Methods: A retrospective analysis of patients undergoing immediate autologous breast reconstruction with O-FAFF technique was performed from 2019-2020. Patients were evaluated for demographic data, operative time, complications, mean pain scores and narcotic pain medication use during their hospital course. Pain was evaluated on a 1-10 scale. Patient narcotic use was recorded as oral morphine equivalents (OME). We compared outcomes to a control group of patients who underwent autologous breast reconstruction with free abdominal tissue transfer. Statistical analysis was performed using two-tailed t-test with p<0.05 indicating statistical significance.

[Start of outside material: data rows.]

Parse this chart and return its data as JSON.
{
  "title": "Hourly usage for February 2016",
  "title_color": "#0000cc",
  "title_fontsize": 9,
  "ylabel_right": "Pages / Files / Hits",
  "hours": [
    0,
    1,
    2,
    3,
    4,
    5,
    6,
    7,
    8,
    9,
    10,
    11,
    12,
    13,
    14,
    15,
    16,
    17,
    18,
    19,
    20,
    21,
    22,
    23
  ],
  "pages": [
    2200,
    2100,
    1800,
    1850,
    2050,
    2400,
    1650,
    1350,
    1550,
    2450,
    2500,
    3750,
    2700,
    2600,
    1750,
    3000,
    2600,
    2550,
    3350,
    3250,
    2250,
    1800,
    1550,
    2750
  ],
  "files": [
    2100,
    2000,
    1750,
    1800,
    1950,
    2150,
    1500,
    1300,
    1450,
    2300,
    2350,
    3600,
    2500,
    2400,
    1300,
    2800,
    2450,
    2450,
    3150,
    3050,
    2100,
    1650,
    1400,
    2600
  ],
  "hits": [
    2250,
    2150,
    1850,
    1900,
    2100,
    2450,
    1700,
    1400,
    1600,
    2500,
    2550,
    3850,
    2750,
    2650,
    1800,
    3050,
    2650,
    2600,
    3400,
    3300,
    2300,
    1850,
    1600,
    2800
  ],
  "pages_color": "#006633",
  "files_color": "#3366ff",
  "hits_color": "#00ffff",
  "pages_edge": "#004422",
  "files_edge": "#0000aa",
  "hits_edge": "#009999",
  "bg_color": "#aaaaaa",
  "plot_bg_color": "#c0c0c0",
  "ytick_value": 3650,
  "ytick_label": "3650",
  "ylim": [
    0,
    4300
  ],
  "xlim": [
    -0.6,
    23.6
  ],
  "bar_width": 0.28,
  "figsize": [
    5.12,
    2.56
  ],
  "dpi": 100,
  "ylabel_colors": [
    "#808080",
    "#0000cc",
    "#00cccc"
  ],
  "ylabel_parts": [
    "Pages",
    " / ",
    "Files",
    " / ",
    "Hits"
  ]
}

Results: A total of 7 patients undergoing O-FAFF were identified (n=7). Patients on average were 48.1 years-old with an average BMI of 22.3 kg/m2. Indications for operation included invasive ductal carcinoma (42.9%), ductal carcinoma in situ (28.5%), BRCA1 mutation (14.3%), and malignant phyllodes (14.3%). Average harvested omental weight was 158.9 g and average free fat transfer was 119.3g. 4 patients underwent unilateral procedures while, 3 underwent bilateral procedures. Average operative time for all cases was 558 (±39.2) minutes with an omental harvest time of 227 (±6.1) minutes. Average pain scores during hospital during POD1, POD2, POD3 were 3.1 (±0.38), 2.8 (±0.27) and 2.2 (±0.54), respectively. The average narcotic use by patients in oral morphine equivalents (OME) on POD1, POD2 and POD3 are 17.1 (±6.5), 15.5 (±6.6) and 4.8 (±2.68), respectively. Total narcotic use during hospital stay was 71.3 (±14.2) OME. No patients required the use of a PCA (0.0%). No complications were noted (0.0%). Average pain scores and narcotic use are significantly lower when compared to previously published cohort of patients who underwent autologous breast reconstruction with free abdominal tissue transfer (p<0.05) (Table 1).
Conclusion: The O-FAFF is proven to be a viable method of autologous breast reconstruction. Early series of patients undergoing O-FAFF reconstruction suggest a lower donor site morbidity as demonstrated by lower post-operative pain scores and lower consumptions of narcotic pain medications.